Saat kepanikan mencapai puncak, tiba-tiba ombak besar datang. Reflek saya adalah menyelam menghindari ombak. Begitu ombak lewat saya muncul. Saya lupa, jika saya menyelam saat ombak datang berarti saya justru semakin menjauh dari pantai. Menyadari itu saya tambah panik. Saya melihat orang-orang di pantai itu sudah sangat jauh sekali rasanya. Pingin nangis rasanya. Membayangkan betapa tak enaknya jika harus tenggelam. Rasa takut sudah menyergap pada diri saya. Saat sedang kalut tiba-tiba ombak besar datang lagi. Tidak mengulangi kesalahan sebelumnya, saya melompat menyambut ombak itu dengan tubuh saya. Byaar..ombak menyapu tubuh saya. Saat diterjang ombak itu saya berusaha untuk tetap dalam posisi yang terkontrol. Artinya saya berusaha untuk tidak tenggelam. Ternyata ombak itu tidak sampai di pantai. Namun saya sudah senang karena sudah menjauh dari tengah laut. Posisi saya sudah di tempat awal saya berenang. Banyak yang lain berenang di sekitar itu. Sambil menata nafas dan juga hati, saya tetap berenang menjaga tubuh agar tidak tenggelam. Begitu muncul ombak lagi saya langsung sambut ombak itu dengan tubuh saya. Tak berapa lama saya sudah terdampar di bibir pantai. Saya berjalan keluar dari air laut menuju pantai. Kaki rasanya kesemutan. Mungkin wajah saya nampak pucat saat itu. Namun karena tertutup oleh warna kulit yang beku kedinginan jadi tidak begitu nampak. Yang pasti hati saya sudah kecut sekali. Lepas dari laut saya duduk di bawah gubuk yang banyak berdiri di sepanjang pantai. Saya oleh Lek Jilah diberi roti dan the hangat dalam plastik. Rasanya nikmat sekali saat itu. Jika saya terseret ombak laut selatan, pasti saat itu saya sudah tidak bisa lagi makan roti dan minum the lagi.

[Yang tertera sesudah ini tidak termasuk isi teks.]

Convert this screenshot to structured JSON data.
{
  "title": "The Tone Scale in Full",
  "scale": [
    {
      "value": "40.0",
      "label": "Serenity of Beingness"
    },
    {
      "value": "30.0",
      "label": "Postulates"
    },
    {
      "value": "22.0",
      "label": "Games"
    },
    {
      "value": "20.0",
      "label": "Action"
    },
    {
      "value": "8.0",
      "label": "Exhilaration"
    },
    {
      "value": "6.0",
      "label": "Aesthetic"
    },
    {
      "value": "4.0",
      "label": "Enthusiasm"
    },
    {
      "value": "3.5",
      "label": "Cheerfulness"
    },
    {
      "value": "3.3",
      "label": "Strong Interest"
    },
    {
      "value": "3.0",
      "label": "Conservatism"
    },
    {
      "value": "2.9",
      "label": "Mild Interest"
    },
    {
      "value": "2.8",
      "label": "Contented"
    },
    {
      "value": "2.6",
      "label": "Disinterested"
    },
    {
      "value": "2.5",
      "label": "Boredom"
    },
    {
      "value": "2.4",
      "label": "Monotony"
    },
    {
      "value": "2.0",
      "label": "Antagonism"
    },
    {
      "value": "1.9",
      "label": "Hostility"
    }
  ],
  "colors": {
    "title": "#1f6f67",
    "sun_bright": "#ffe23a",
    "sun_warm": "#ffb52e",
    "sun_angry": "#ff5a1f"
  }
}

Peristiwa itu tidak saya ceritakan ke yang lain. Pakaian yang melekat di tubuh basah semua oleh air laut asin. Rasanya lengket di badan. Saya mandi ke pancuran air dari rumah warga yang tidak asin. Saya samarkan kejadian tragis tadi dengan bermain-main di pegunungan pasir, sambil mengeringkan pakaian yang basah. Tak berapa lama kaos dan celana saya sudah kering. Sengatan matahari di pantai sangat cepat menguapkan air. Jam 3 sore ba’da ashar, kami meninggalkan pantai. Dalam perjalanan saya baru menceritakan peristiwa di laut tadi kepada Karno. Mendengar saya hampir tenggelam di laut, Karno kaget. Dia tidak tahu kalau saya mandi di laut sebegitu jauhnya meninggalkan pantai. Saya pesan ke dia supaya tidak menceritakan hal itu kepada ibu atau bapak. Saya saat itu bilang kapok mandi di laut lagi. Dan memang setelah itu jika saya ke Parangtritis, saya tidak berani lagi mandi di laut. Apalagi sudah ada papan pengumuman yang dipasang di pantai dengan tulisan besar-besar warna merah : DILARANG MANDI DI LAUT. BERBAHAYA!!!.